Investors Business Daily ran a terrific piece last week featuring Calvin Coolidge, who happens to be one of my favorite presidents besides Ronald Reagan.
Coolidge was a highly popular president during the 1920s boom. He assumed the presidency in 1923 following Warren Harding’s death, won a landslide in 1924, then chose to not run again in 1928, despite what looked like certain victory.
He was a pro-business, tax cutting, supply-sider who believed in limited government regulation.
Coolidge also stressed religious values, though not necessarily religion. He cleaned up after Harding’s Teapot Dome mess, as well as other scandals.
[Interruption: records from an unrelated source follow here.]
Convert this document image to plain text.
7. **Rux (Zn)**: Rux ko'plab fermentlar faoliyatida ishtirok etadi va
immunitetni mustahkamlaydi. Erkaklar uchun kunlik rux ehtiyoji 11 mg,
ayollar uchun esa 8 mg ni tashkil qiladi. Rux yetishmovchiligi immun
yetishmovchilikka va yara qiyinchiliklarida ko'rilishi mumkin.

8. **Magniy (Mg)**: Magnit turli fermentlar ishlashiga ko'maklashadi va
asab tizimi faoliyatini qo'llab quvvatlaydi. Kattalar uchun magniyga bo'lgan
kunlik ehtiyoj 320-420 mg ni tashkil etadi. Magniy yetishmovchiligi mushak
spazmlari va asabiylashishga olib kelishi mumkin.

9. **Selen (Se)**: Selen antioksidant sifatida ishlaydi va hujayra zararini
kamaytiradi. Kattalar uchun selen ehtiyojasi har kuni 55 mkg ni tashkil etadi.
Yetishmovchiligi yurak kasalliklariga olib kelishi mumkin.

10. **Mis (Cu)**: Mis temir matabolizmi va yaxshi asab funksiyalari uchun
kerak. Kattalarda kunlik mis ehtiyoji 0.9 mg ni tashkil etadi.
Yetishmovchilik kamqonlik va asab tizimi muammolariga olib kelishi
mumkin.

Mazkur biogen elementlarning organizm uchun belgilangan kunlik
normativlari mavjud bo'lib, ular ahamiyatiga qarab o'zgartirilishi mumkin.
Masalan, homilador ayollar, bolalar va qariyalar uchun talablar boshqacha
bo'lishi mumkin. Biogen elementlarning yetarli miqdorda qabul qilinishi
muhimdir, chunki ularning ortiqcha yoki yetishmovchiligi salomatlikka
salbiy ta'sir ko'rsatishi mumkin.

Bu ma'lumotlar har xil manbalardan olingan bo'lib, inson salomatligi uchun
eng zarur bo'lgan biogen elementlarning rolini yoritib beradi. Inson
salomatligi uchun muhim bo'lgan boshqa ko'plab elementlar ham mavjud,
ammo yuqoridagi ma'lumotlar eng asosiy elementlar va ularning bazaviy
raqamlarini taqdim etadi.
While Governor of Massachusetts, he fired police union leaders who illegally went on strike (brings to mind Reagan and air traffic controllers).
The IBD article goes on to note that Coolidge was media savvy and used radio quite effectively. He was also an impressive figure at press conferences, and had two key PR advisors from Madison Avenue.
Right at the beginning of President Reagan’s term in 1981, the Gipper hung the Coolidge portrait in the Cabinet room. I’ve always been a big admirer of Coolidge, as well as his supply side Treasury Secretary, Andrew Mellon.
Liberal historians have treated him poorly down through the years, but Coolidge was an excellent president.
Bravo to IBD for running the profile over Presidents Day weekend.